Another NIDA-funded study at UCLA conducted in 2006 on over 1200 cases showed that not only did smoking marijuana not cause lung cancer – it actually prevented and reduced tumors! According to the study, even chronic, long term marijuana smokers reduced their likelihood of developing lung cancer compared to non-smokers. This was a major, carefully-designed epidemiological study overseen by one of the world’s top experts on case-controlled methodology. The study’s director, Donald Tashkin, MD, was convinced of a link to cancer prior to the research. He now supports legalization.
Other studies conducted at Harvard and in other countries have similarly supported these conclusions – that cannabis not only targets and induces cancer cells to die off (apotosis) it also inhibits angiogenesis, the formation of new blood vessels to feed cancerous tumors. Cannabis has shown some effectiveness with all cancers studied, particularly lung cancer.
Furthermore, other studies have shown that cannabis is especially suited to help protect against and halt the progression of many neurodegenerative diseases, including Alzheimer’s, Parkinson’s, ALS, Epilepsy, seizures, CTE (head trauma), dementia, and others. In all of these diseases, symptoms are alleviated allowing patients to function much more normally. There are indications from studies and observational case studies that the progression of these conditions can be halted and even reversed. A study conducted at the University of Saskatoon in Canada revealed that chronic use of cannabis could actually improve learning and memory by promoting the growth of neurons in the hippocampus area of the brain. It helps the brain create new brain cells and protects the old ones.
There are more than 75 phytocannabinoids in cannabis. The most well known is THC, which has the psychoactive properties that get you “high.” The other most studied cannabinoid is CBD, which has no psychoactive properties, but can produce a feeling of overall wellness or euphoria while not impairing cognitive ability. Both cannabinoids have shown amazing capabilities to benefit health in these studies.
This research has even discovered a part of the immune system that science didn’t know previously existed – the Endocannabinoid System. Cannabinoids are produced by our bodies (endocannabinoids) which plug into receptor sites on cells all throughout our bodies – and then regulate all kinds of biological functions. As we age we tend to generate fewer endocannabinoids – however, the cannabinoids in cannabis can also function in this system – which is why it helps to supercharge our immune system, generating healing benefits and feelings of wellbeing and euphoria.

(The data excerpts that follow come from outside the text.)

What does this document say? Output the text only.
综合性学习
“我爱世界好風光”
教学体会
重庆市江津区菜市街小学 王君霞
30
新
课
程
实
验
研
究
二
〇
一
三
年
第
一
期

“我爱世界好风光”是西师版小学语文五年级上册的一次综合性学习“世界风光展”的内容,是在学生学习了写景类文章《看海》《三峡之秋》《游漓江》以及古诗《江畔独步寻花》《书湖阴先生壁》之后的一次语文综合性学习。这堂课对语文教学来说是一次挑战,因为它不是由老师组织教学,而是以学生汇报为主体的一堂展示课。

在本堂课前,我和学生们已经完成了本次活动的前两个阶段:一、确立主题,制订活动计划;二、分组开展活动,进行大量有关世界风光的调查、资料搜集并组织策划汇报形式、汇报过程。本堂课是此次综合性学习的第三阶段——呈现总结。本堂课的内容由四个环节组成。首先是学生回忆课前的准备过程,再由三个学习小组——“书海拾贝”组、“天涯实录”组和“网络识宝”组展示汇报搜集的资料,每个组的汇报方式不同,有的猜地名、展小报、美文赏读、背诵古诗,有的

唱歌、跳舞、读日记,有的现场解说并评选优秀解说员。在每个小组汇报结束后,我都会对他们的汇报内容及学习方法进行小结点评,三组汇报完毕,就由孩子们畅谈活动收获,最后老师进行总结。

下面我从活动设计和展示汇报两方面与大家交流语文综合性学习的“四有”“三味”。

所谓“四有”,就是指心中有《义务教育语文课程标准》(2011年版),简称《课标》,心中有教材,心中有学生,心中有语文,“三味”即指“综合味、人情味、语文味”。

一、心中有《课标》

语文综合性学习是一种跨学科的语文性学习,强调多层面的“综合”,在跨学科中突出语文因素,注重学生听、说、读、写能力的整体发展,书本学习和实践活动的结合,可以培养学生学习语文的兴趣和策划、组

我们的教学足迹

Smoking cannabis is actually considered the least effective way to ingest its health properties – the high heat destroys some of the cannabinoids and terpenoids. Vaping is better due to the lower temperatures required. Edibles and juicing both work OK. But by far, the most effective way to take cannabis is by consuming concentrated full extract cannabis oil (FECO). While thousands have been reported to have been healed from even Stage 4 cancers with various oils, it is not an easy process and some producers of oil have been known to use toxic solvents which can be dangerous. The FDA has recently prosecuted some of these firms for falsely advertising cannabis oil and hemp oil (a much less potent source) with little or no amounts of THC or CBD.